The New York Times has a good piece up on Argentinian-Iranian relations and the Jewish response in Argentina. The two countries have recently and slowly begun improving diplomatic ties through both informal and formal talks, as Argentina seeks to turn to new trade partners to try to improve its own slowing economy, while Iran seeks diplomatic ties in Latin America as an attempt to counter some of the broader international isolation it faces. However, Argentina’s Jewish population, which numbers over 250,000, is distressed by the growing ties for a very simple reason – there is evidence that Iran sponsored the 1994 bombing of Buenos Aires’ Associación Mutual Israelita Argentina (AMIA) that left 85 dead and hundreds wounded. Some Jewish peoples are outraged, seeing the prospects of prosecutions and convictions for those tied to the bombing fading away in improved ties.
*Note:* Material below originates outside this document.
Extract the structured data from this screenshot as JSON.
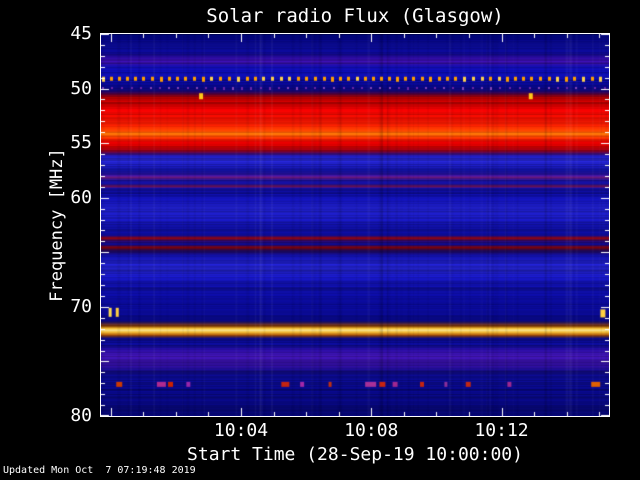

Others, however, are more circumspect, and not without reason: Cristina Kirchner (and her late husband before her) have supported investigations into the bombing and the re-opening of cases after ex-president (and current senator) Carlos Menem’s incompetence in handling the case in the 1990s; thus, while she may be seeking new diplomatic and economic ties, it is not as though she has disregarded the case in the recent past. Additionally, while ties may be improving, currently, Argentina and Iran are currently just in the phase of initiating talks, a rare event in the 18 years since the bombing. And among the items to be discussed on the agenda in the talks? The 1994 bombing (and Iran’s role in it) itself. All of this makes the situation more nuanced than a simple question of Kirchner disregarding Argentina’s Jewish community while forging ties to a relative pariah in much of the international community. However, as the Times piece shows, the impact of anti-Semitic terrorism in Buenos Aires continues to play an important role in public memory and national political debate in Argentina more than 18 years after the attack.